Summer Minestrone Soup
4 tablespoon olive oil
1 bunch chard (or kale)
2 carrots, peeled and diced
2 celery stalks, diced
1 yellow onion, diced
3 ears of corn, kernel cut off cob (and/or sweet peppers)
1 lb Yukon Gold potatoes, diced into 1/2-inch pieces
6 to 8 cups of chicken stock
2 lbs (905 g) tomatoes, chopped
2 tablespoon soy sauce
rind of Parmesan wedge (optional)
8 ounces (225 g) green beans, cut into 1-inch pieces
2 zucchinis, cut into 1-inch long pieces (and/or delicata)
2 cups dry pasta (shells, elbow macaroni, bow tie)
14-ounce can cannellini beans, drained and rinsed
salt and pepper to taste
chopped fresh basil for garnish
1Place the olive in a large stockpot or Dutch oven. Cut the chard (or kale) leaves from the stems, and then slice the into 1-inch thick pieces. Cut the chard stem into 1-inch pieces and add to the stockpot.
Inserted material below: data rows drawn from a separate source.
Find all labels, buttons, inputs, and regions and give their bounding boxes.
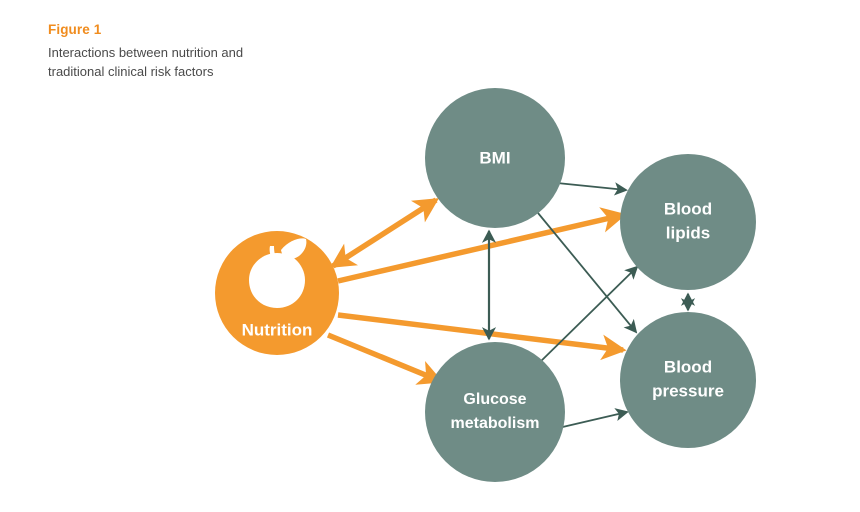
node-layer: BMI Blood lipids Glucose metabolism Bloo… xyxy=(215,88,756,482)
node-glucose-metabolism[interactable]: Glucose metabolism xyxy=(425,342,565,482)
interaction-diagram: BMI Blood lipids Glucose metabolism Bloo… xyxy=(0,0,860,512)
node-bmi[interactable]: BMI xyxy=(425,88,565,228)
node-blood-pressure-circle[interactable] xyxy=(620,312,756,448)
node-glucose-metabolism-label-line-1: Glucose xyxy=(463,391,526,408)
edge-nutrition-bmi[interactable] xyxy=(333,200,436,266)
node-glucose-metabolism-circle[interactable] xyxy=(425,342,565,482)
node-bmi-label: BMI xyxy=(479,148,510,167)
node-blood-lipids-label-line-2: lipids xyxy=(666,223,710,242)
node-blood-lipids-label-line-1: Blood xyxy=(664,199,712,218)
node-blood-lipids[interactable]: Blood lipids xyxy=(620,154,756,290)
node-blood-lipids-circle[interactable] xyxy=(620,154,756,290)
edge-bmi-blood-lipids[interactable] xyxy=(557,183,626,190)
node-blood-pressure[interactable]: Blood pressure xyxy=(620,312,756,448)
edge-nutrition-glucose-metabolism[interactable] xyxy=(328,335,440,381)
figure-root: Figure 1 Interactions between nutrition … xyxy=(0,0,860,512)
node-blood-pressure-label-line-2: pressure xyxy=(652,381,724,400)
node-blood-pressure-label-line-1: Blood xyxy=(664,357,712,376)
node-nutrition-label: Nutrition xyxy=(242,320,313,339)
node-nutrition[interactable]: Nutrition xyxy=(215,231,339,355)
node-glucose-metabolism-label-line-2: metabolism xyxy=(451,415,540,432)
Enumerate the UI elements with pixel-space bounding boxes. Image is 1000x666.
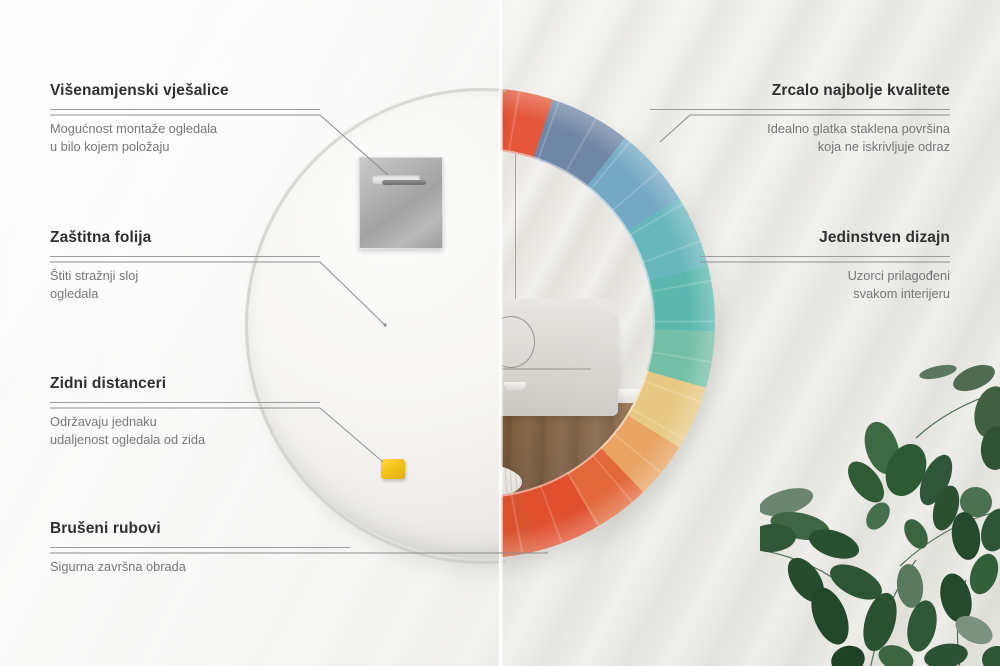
callout-wall-spacers: Zidni distanceri Održavaju jednaku udalj… bbox=[50, 375, 320, 449]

2 Heat the stockpot over medium heat. Add the carrots, celery and onion then add a heavy pinch of salt and pepper. Cook, stirring frequently, until the vegetables start to soften, about 3 to 4 minutes. Add the corn and potatoes (and cut up delicata if using), and cook for an additional 3 minutes.
3 Add 6 cups of chicken stock, tomatoes, soy sauce and Parmesan rind (if using) along with another heavy pinch of salt and pepper. Bring to a boil, then lower heat to a simmer. Cover and simmer for about an hour, until the vegetables are tender and the potato is soft.
4 Add the green beans, zucchini, red peppers (if using), pasta, cannellini beans and the cut chard leaves. Cook for an additional 10 minutes or until the pasta is cooked al dente. Add more chicken stock if needed to thin the soup down. Taste and adjust seasoning by adding salt and pepper to taste.
5 Serve hot, with basil sprinkled on top.Makes enough soup for 6 to 8 servings.